I have created an on-line survey that should take no longer than 15 minutes and confidentiality and anonymity are ensured for all participants. The only requirement for participants is that they serve as the primary caregiver for their children. If there are any questions that you don't feel comfortable answering, feel free to skip them.

The link to the survey is:
http://www.surveymonkey.com/s.aspx?sm=_2b8eBI7jte6_2bw16c20T6dqQ_3d_3d

I will share my results with the users of dadsstayhome.com and certainly mention and thank the site for their much appreciated help with my study in my paper.
Thank you very much for your time and assistance!

Julie Bass
Roanoke College

tt3
07-21-2008, 09:06 PM
I was hesitant to call this board a support group, but it kind of is...
Like a lockerroom brawl, but support.

KSam1113
07-22-2008, 12:57 AM
Haven't taken many of those, but that one was pretty good. Easy to take and I thought the questions were relevant.

Captain Dad
07-22-2008, 01:03 AM
Not a fan of the questions, very vague and seem to make the assumption that everything is negative about being a SAHD.

jlbass
07-22-2008, 02:18 AM
I can understand your response that the questions seemed vague and assumed negativity. I wanted to keep the questions more broad in order to cover everything I wanted to cover in a survey that people would be willing to do. I can't imagine I'd get too many responses if the survey took thrity minutes to an hour. Ideally, I'd sit down and do interviews with fathres to get the full scope of their experience but the time perameters of my project didn't allow for that.

I'm sorry if you found the questions made your experience seem only negative and I assure you that is not my point at all. Much of the resarch I looked read before taking on this project focused on the issues that come along with being a stay-at-home father and I hope that people's responses to my survey will in fact prove there are far more positives than negatives to this family arrangement.

Thank you to anyone who has taken my survey so far, I can't express my appreciation enough!

chuck
07-22-2008, 02:33 AM
not a bad survey, I've participated in a bunch of them on the subject, some of the questions are good, I particularly like the one's about the social acceptance of our undertaking, I don't see enough about that and it is a major item we all have to deal with on a daily basis, people are not only rude but just plain stupid when it comes to a SAHD, it has gotten better over the past five years but when I got started at this I got crap from all kinds of folks.
I think more could be done on how it has effected our spousal relationships, but as you said you didn't want it to go on forever

Captain Dad
07-22-2008, 11:24 AM
jbass,

I don't mean to be negative, I just did not feel like some of the questions really gave me the correct choices.

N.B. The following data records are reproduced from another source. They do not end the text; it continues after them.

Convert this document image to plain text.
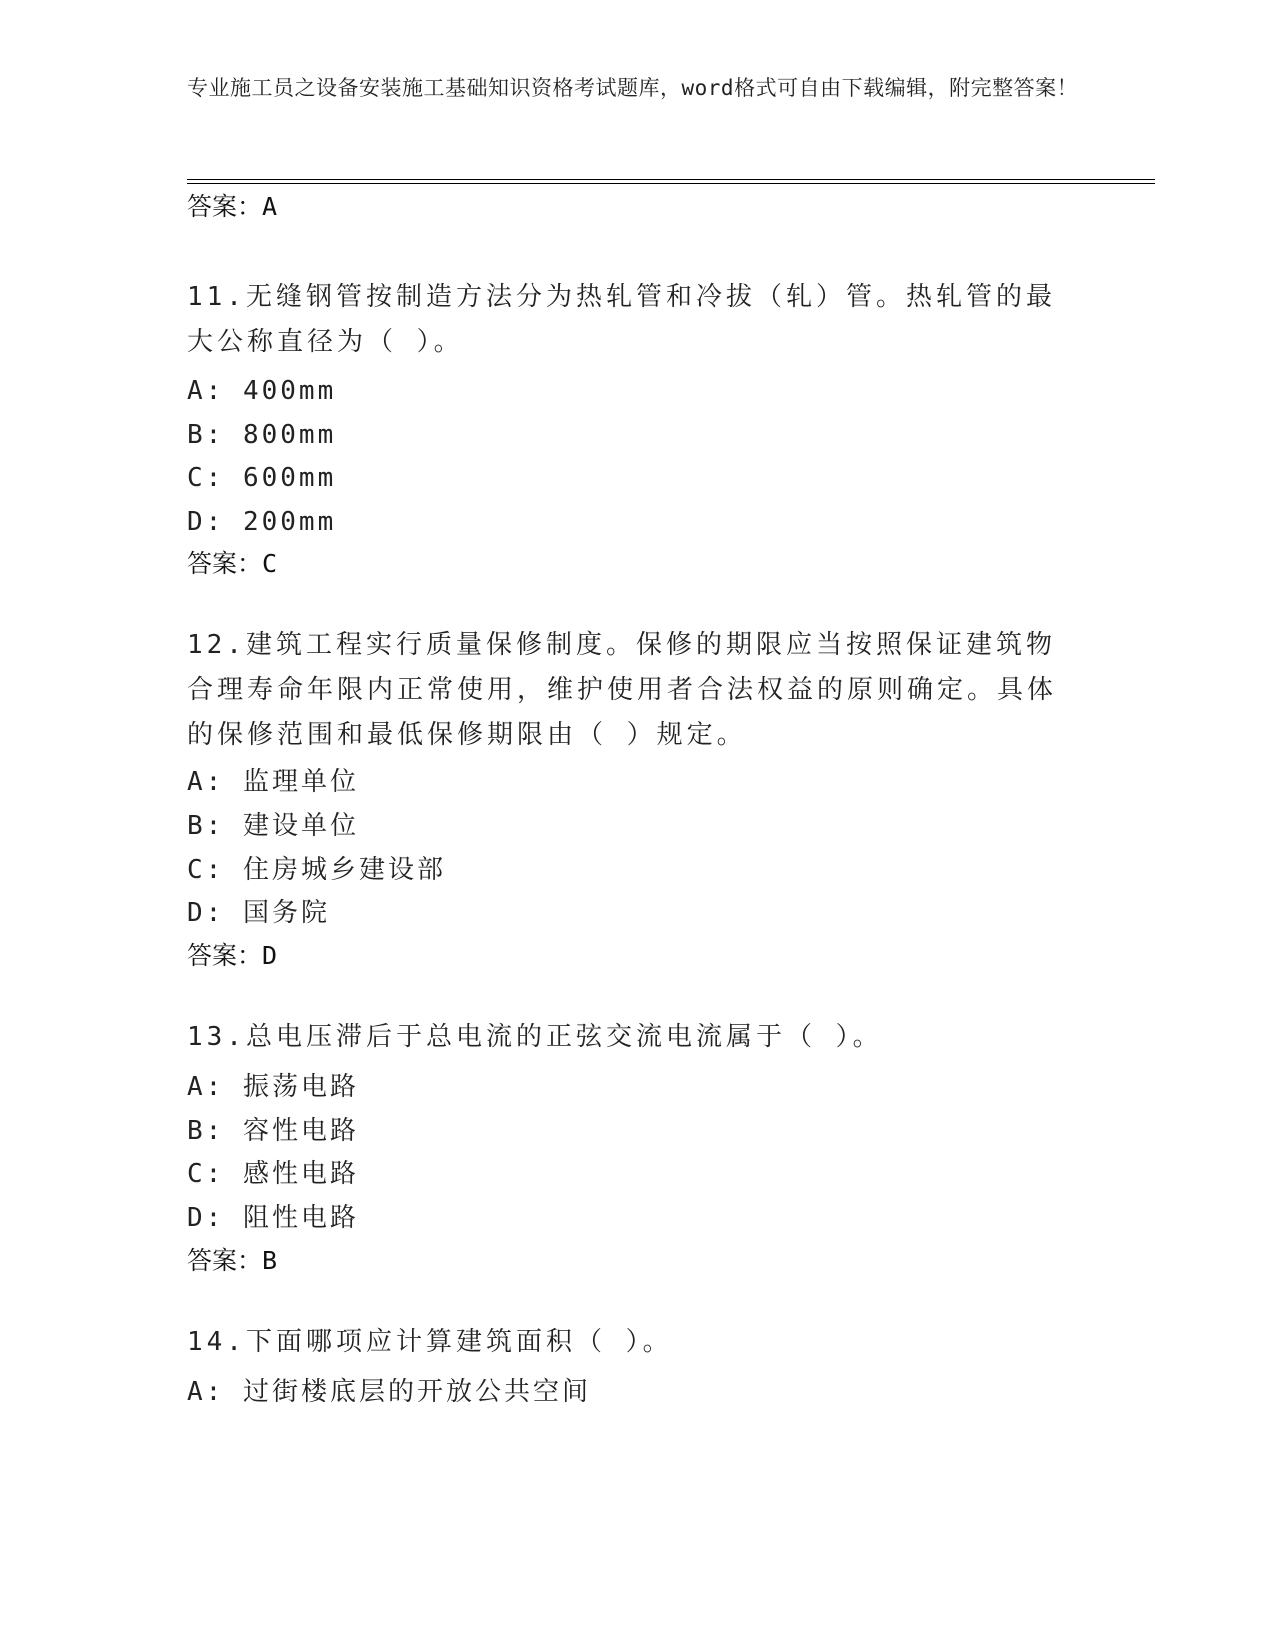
专业施工员之设备安装施工基础知识资格考试题库，word格式可自由下载编辑，附完整答案！
答案：A
11.无缝钢管按制造方法分为热轧管和冷拔（轧）管。热轧管的最大公称直径为（ ）。
A: 400mm
B: 800mm
C: 600mm
D: 200mm
答案：C
12.建筑工程实行质量保修制度。保修的期限应当按照保证建筑物合理寿命年限内正常使用，维护使用者合法权益的原则确定。具体的保修范围和最低保修期限由（ ）规定。
A: 监理单位
B: 建设单位
C: 住房城乡建设部
D: 国务院
答案：D
13.总电压滞后于总电流的正弦交流电流属于（ ）。
A: 振荡电路
B: 容性电路
C: 感性电路
D: 阻性电路
答案：B
14.下面哪项应计算建筑面积（ ）。
A: 过街楼底层的开放公共空间
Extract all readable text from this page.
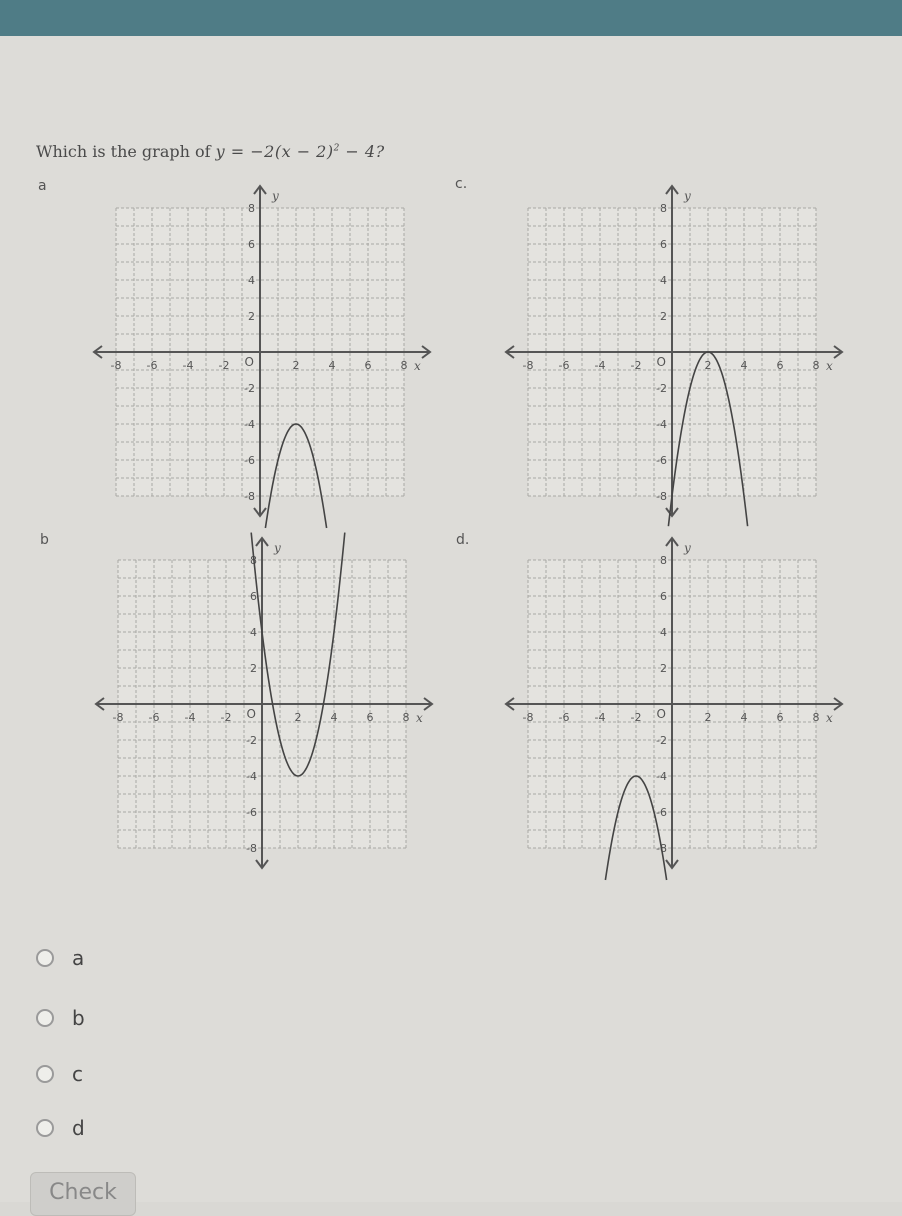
Which is the graph of $y = -2(x - 2)^2 - 4$?
a
b
c.
d.
-8 -6 -4 -2	2	4	6	8
8
6
4
2
-2
-4
-6
-8
O	x
y
-8 -6 -4 -2	2	4	6	8
8
6
4
2
-2
-4
-6
-8
O	x
y
-8 -6 -4 -2	2	4	6	8
8
6
4
2
-2
-4
-6
-8
O	x
y
-8 -6 -4 -2	2	4	6	8
8
6
4
2
-2
-4
-6
-8
O	x
y
a
b
c
d
Check
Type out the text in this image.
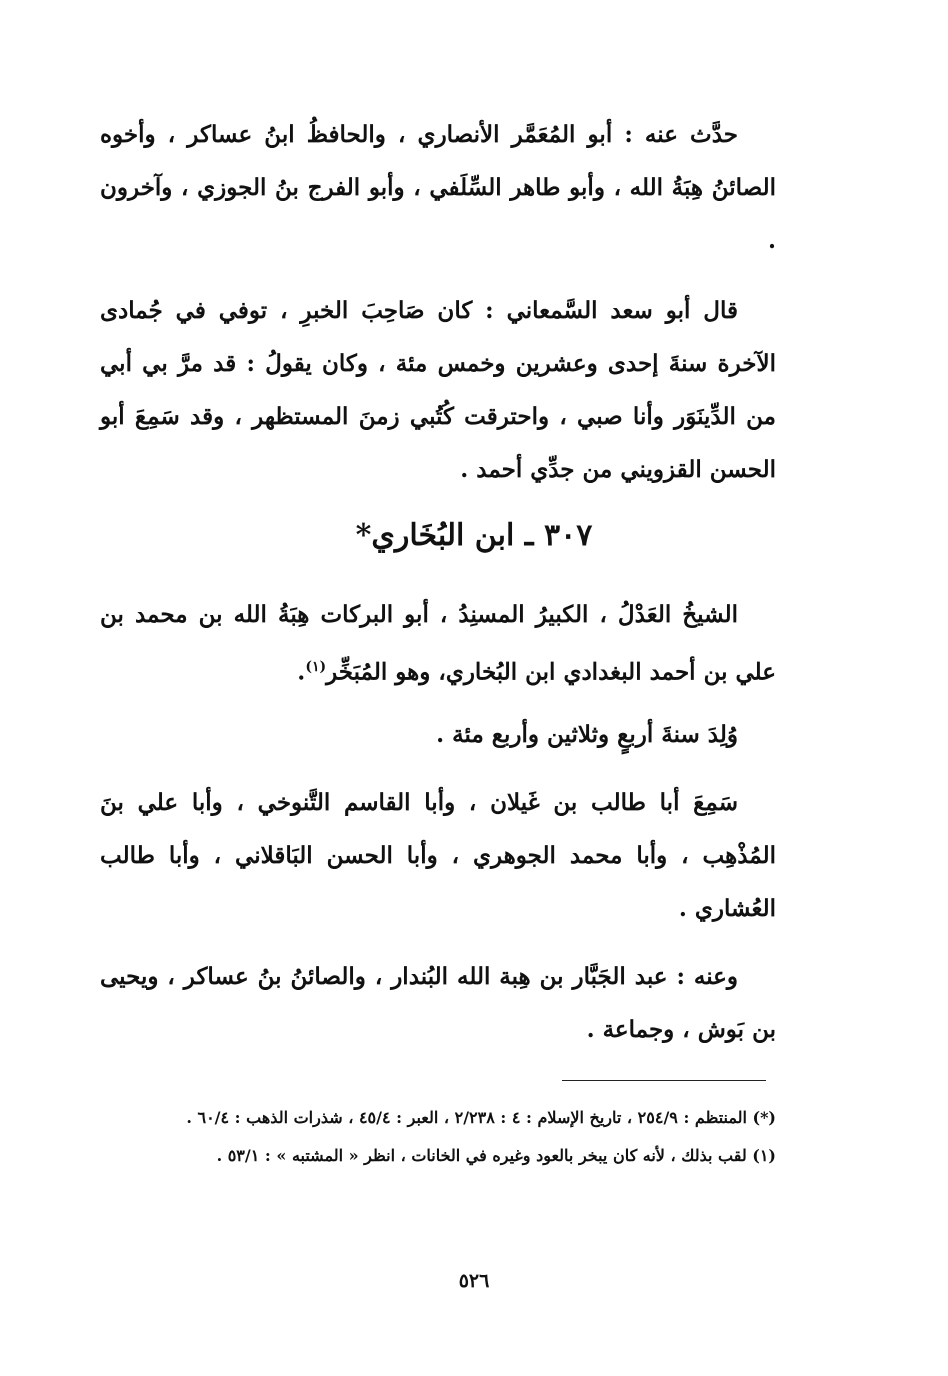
حدَّث عنه : أبو المُعَمَّر الأنصاري ، والحافظُ ابنُ عساكر ، وأخوه الصائنُ هِبَةُ الله ، وأبو طاهر السِّلَفي ، وأبو الفرج بنُ الجوزي ، وآخرون .

قال أبو سعد السَّمعاني : كان صَاحِبَ الخبرِ ، توفي في جُمادى الآخرة سنةَ إحدى وعشرين وخمس مئة ، وكان يقولُ : قد مرَّ بي أبي من الدِّينَوَر وأنا صبي ، واحترقت كُتُبي زمنَ المستظهر ، وقد سَمِعَ أبو الحسن القزويني من جدِّي أحمد .

٣٠٧ ـ ابن البُخَاري*

الشيخُ العَدْلُ ، الكبيرُ المسنِدُ ، أبو البركات هِبَةُ الله بن محمد بن علي بن أحمد البغدادي ابن البُخاري، وهو المُبَخِّر$^{(١)}$.

وُلِدَ سنةَ أربعٍ وثلاثين وأربع مئة .

سَمِعَ أبا طالب بن غَيلان ، وأبا القاسم التَّنوخي ، وأبا علي بنَ المُذْهِب ، وأبا محمد الجوهري ، وأبا الحسن البَاقلاني ، وأبا طالب العُشاري .

وعنه : عبد الجَبَّار بن هِبة الله البُندار ، والصائنُ بنُ عساكر ، ويحيى بن بَوش ، وجماعة .

(*) المنتظم : ٢٥٤/٩ ، تاريخ الإسلام : ٤ : ٢/٢٣٨ ، العبر : ٤٥/٤ ، شذرات الذهب : ٦٠/٤ .

(١) لقب بذلك ، لأنه كان يبخر بالعود وغيره في الخانات ، انظر « المشتبه » : ٥٣/١ .

٥٢٦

Each of us are different as to why we are SAHDS and how we got here. One section that I did not like asked (and this was last night that I took the survey) about social acceptance as a decision factor. It was not a factor for me but I felt like it Had to have been from your questions.

I have done a few of these surveys and I understand that most of them are coming at the topic from a "this is new, how do people react, how could you shun parenting and family mores and the stereotypical male roles".

Hey, keep up the good cause and let people know we are not losers who can't get "real"jobs, or slackers who found sugar momma's. 99% of us found the best situation for our family and are serving in the role that is best for our families. It just so happens that this is the best job anyone can have, and it is a job. Just go ask your mother.:chugchug:

Will'sdad
07-22-2008, 12:19 PM
I thought it was a pretty good survey. It actually made me think a bit about my situation...something I'm not usually good at. I tend to put my head down and go.

57plymouth
07-22-2008, 12:46 PM
I agree, it did seem to approach many questions as if there was something inherently wrong with being a SAHD. I personally have found a lot of financial freedom since I left the rat race. The survey seems to imply that it is a financial death sentance.